The noble Baroness also raised a point about capacity. The APHA has now planned for this and there is adequate capacity, while DAERA has already indicated that it is ready and able to issue the notices in Northern Ireland. The Government do not plan to charge for ID documents.
The noble Lord, Lord Grantchester, asked about the rationalisation of passport-issuing organisations. The point was eloquently made but it is not a component of this instrument. However, the noble Lord has raised an issue that could clearly be a matter for review. Of course, all passport-issuing organisations must comply with the law.

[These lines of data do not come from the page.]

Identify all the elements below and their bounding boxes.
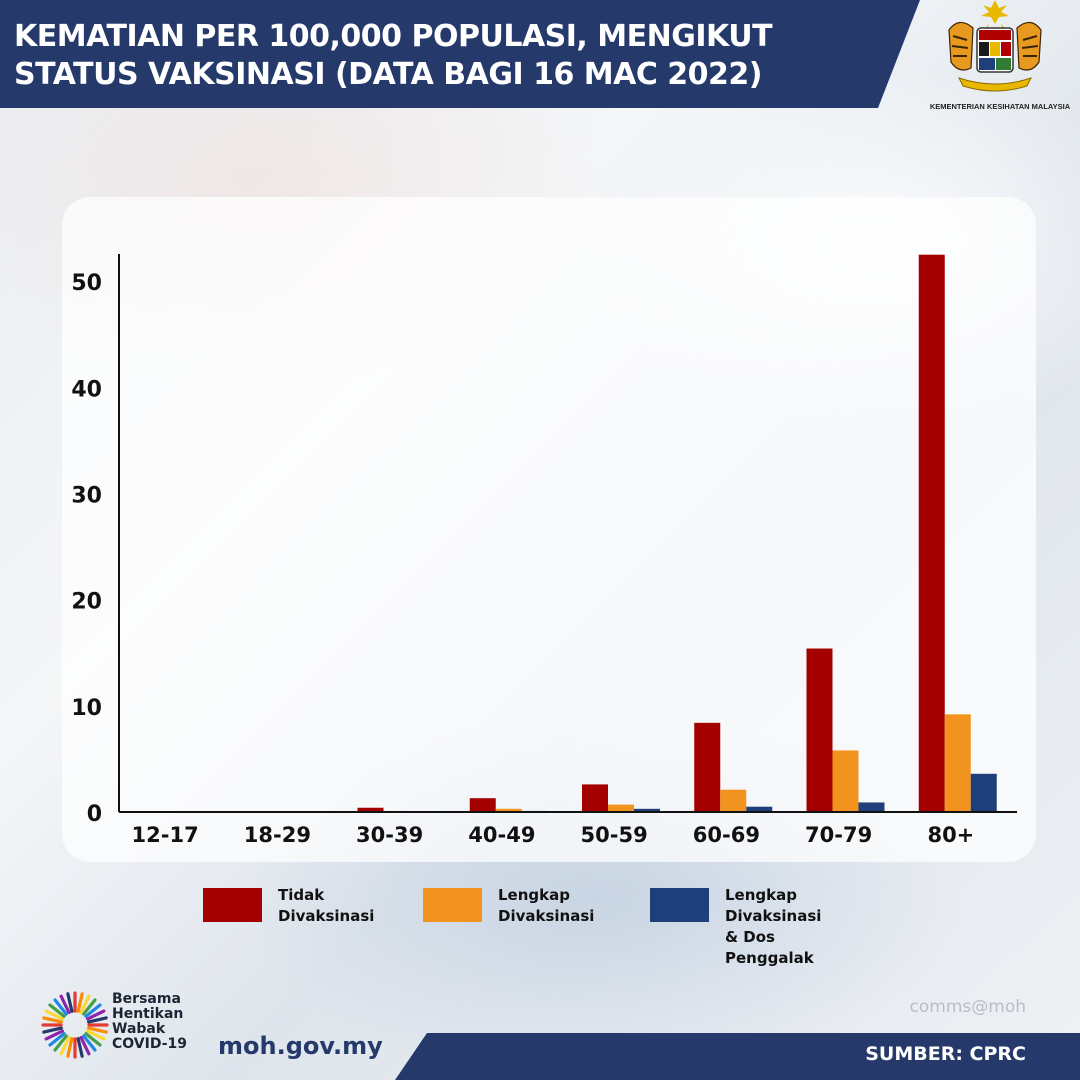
x-tick-label: 30-39 — [356, 823, 423, 847]
sun-ray — [79, 1036, 91, 1056]
y-tick-label: 50 — [71, 271, 102, 296]
bar — [694, 722, 721, 812]
x-tick-label: 18-29 — [244, 823, 311, 847]
x-tick-label: 50-59 — [581, 823, 648, 847]
bar-chart: 0 10 20 30 40 50 12-17 18-29 30-39 40-49 50-59 60-… — [71, 254, 1017, 847]
page-title: KEMATIAN PER 100,000 POPULASI, MENGIKUT … — [14, 19, 773, 92]
sun-ray — [53, 1034, 68, 1052]
sun-ray — [87, 1026, 108, 1034]
legend-swatch-blue — [650, 888, 709, 922]
source-label: SUMBER: CPRC — [865, 1043, 1026, 1065]
sun-ray — [48, 1003, 66, 1018]
bar — [495, 808, 522, 812]
coat-of-arms-icon — [948, 0, 1042, 92]
sun-ray — [59, 1036, 71, 1056]
bar — [469, 798, 496, 812]
x-tick-label: 80+ — [927, 823, 974, 847]
legend-label: Lengkap Divaksinasi — [498, 886, 595, 925]
y-tick-label: 10 — [71, 696, 102, 721]
x-tick-label: 70-79 — [805, 823, 872, 847]
bar — [806, 648, 833, 812]
sun-ray — [66, 992, 74, 1013]
campaign-text: Bersama Hentikan Wabak COVID-19 — [112, 991, 188, 1052]
sun-ray — [59, 994, 71, 1014]
sun-ray — [66, 1037, 74, 1058]
footer-band — [395, 1033, 1080, 1080]
sun-ray — [86, 1029, 106, 1041]
bar — [944, 714, 971, 812]
bar — [720, 789, 747, 812]
bar — [832, 750, 859, 812]
y-tick-label: 20 — [71, 590, 102, 615]
campaign-sun-icon — [41, 991, 109, 1059]
bar — [970, 773, 997, 812]
sun-ray — [48, 1032, 66, 1047]
bars — [357, 254, 997, 812]
chart-card: 0 10 20 30 40 50 12-17 18-29 30-39 40-49 50-59 60-… — [62, 197, 1036, 862]
legend-swatch-red — [203, 888, 262, 922]
bar — [918, 254, 945, 812]
sun-ray — [84, 1003, 102, 1018]
sun-ray — [42, 1016, 63, 1024]
x-tick-label: 60-69 — [693, 823, 760, 847]
sun-ray — [53, 998, 68, 1016]
bar — [608, 804, 634, 812]
sun-ray — [42, 1026, 63, 1034]
sun-ray — [44, 1009, 64, 1021]
ministry-logo: KEMENTERIAN KESIHATAN MALAYSIA — [925, 0, 1075, 120]
bar — [858, 802, 885, 812]
legend-label: Tidak Divaksinasi — [278, 886, 375, 925]
sun-ray — [44, 1029, 64, 1041]
sun-ray — [82, 1034, 97, 1052]
bar — [634, 808, 660, 812]
sun-ray — [82, 998, 97, 1016]
bar — [582, 784, 608, 812]
header-banner — [0, 0, 920, 108]
sun-ray — [76, 992, 84, 1013]
y-axis: 0 10 20 30 40 50 — [71, 254, 120, 827]
ministry-caption: KEMENTERIAN KESIHATAN MALAYSIA — [929, 102, 1071, 111]
website-link[interactable]: moh.gov.my — [218, 1032, 383, 1060]
x-tick-label: 40-49 — [468, 823, 535, 847]
sun-ray — [86, 1009, 106, 1021]
bar — [357, 807, 384, 812]
legend-label: Lengkap Divaksinasi & Dos Penggalak — [725, 886, 822, 967]
comms-handle: comms@moh — [909, 997, 1026, 1017]
sun-ray — [87, 1016, 108, 1024]
bar — [746, 806, 773, 812]
y-tick-label: 0 — [87, 802, 102, 827]
x-axis: 12-17 18-29 30-39 40-49 50-59 60-69 70-79 80+ — [119, 811, 1017, 847]
y-tick-label: 30 — [71, 484, 102, 509]
legend-swatch-orange — [423, 888, 482, 922]
sun-ray — [79, 994, 91, 1014]
x-tick-label: 12-17 — [132, 823, 199, 847]
sun-ray — [84, 1032, 102, 1047]
y-tick-label: 40 — [71, 377, 102, 402]
sun-ray — [76, 1037, 84, 1058]
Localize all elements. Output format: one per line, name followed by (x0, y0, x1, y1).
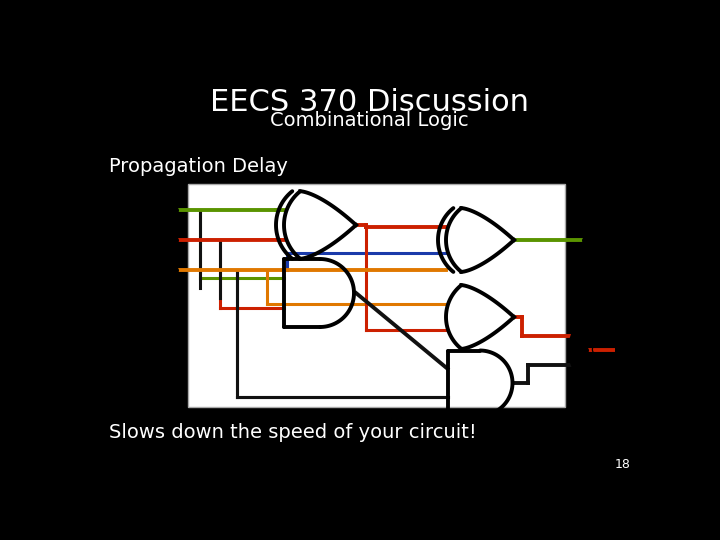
FancyBboxPatch shape (188, 184, 565, 408)
Text: A: A (137, 204, 145, 217)
Text: C: C (137, 264, 145, 276)
Text: EECS 370 Discussion: EECS 370 Discussion (210, 88, 528, 117)
Text: i: i (147, 248, 149, 257)
Text: 18: 18 (615, 458, 631, 471)
Text: C: C (590, 343, 599, 356)
Text: i: i (147, 278, 149, 287)
Text: Propagation Delay: Propagation Delay (109, 157, 287, 176)
Text: S: S (590, 233, 598, 246)
Text: B: B (137, 233, 145, 246)
Text: i+1: i+1 (599, 357, 611, 363)
Text: i: i (599, 247, 601, 256)
Text: Combinational Logic: Combinational Logic (270, 111, 468, 130)
Text: i: i (147, 218, 149, 227)
Text: Slows down the speed of your circuit!: Slows down the speed of your circuit! (109, 423, 477, 442)
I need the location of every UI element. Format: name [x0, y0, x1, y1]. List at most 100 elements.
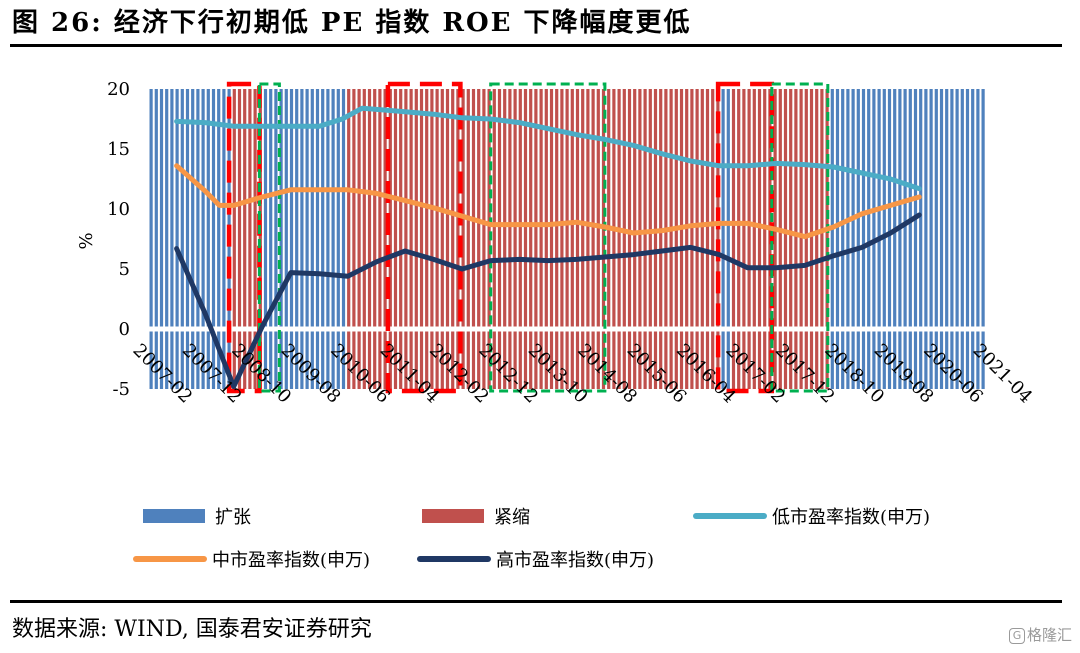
regime-bar-contraction	[461, 89, 465, 389]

We have been working with the equine industry on the issue of border delays. In the event of no deal we need to ensure that this is factored in. The key point of any factoring in is that animal welfare must not be compromised. We are working closely with the equine sector because we must not put our animals in any jeopardy.
The noble Lord, Lord Grantchester, also said that the review would take too long. The first report must be published by 1 October 2023. It is a deadline and we will look at it; indeed, we will review earlier if there is a clear case to do so. That is very important.
Since the noble Lord, Lord Trees, is here and since two members of my family are in the veterinary profession, as I have disclosed before, I should say that I am very conscious of the vet as a key component in equine life. It is also important that I therefore assure the Committee that Defra provided evidence to the Migration Advisory Committee, strongly supporting the return of veterinary surgeons to the shortage occupation list. A report on that is due this spring. However, we are working with the official veterinarians and other support officers to ensure all that we need to have in place is there in readiness.
Although this slightly goes off the subject of this instrument, I am also very conscious that my noble friend Lady McIntosh mentioned equine flu, while the noble Lord, Lord Trees, mentioned African horse sickness. We absolutely must maintain our biosecurity standards and, wherever possible, enhance them. One key area in the work of the Animal Health Trust, the universities and the APHA—all the organisations that we have in the public, private and charitable sectors—is the health status of UK horses, which is hugely important. That is part of our reputation and when we see cases of animals not being cared for, we are all angry and expect matters to be undertaken. I notice that my noble friend Lord De Mauley is here; important work was also done on the legislation to ensure the welfare of horses that were being dumped on other people’s land.
Parliament, and all of us, have been working extremely hard beyond this instrument, but I will look at Hansard because there may be some elements, or twists and turns in some questions that I have not fully covered. In the meantime, this technical operability instrument is important and we have it ready.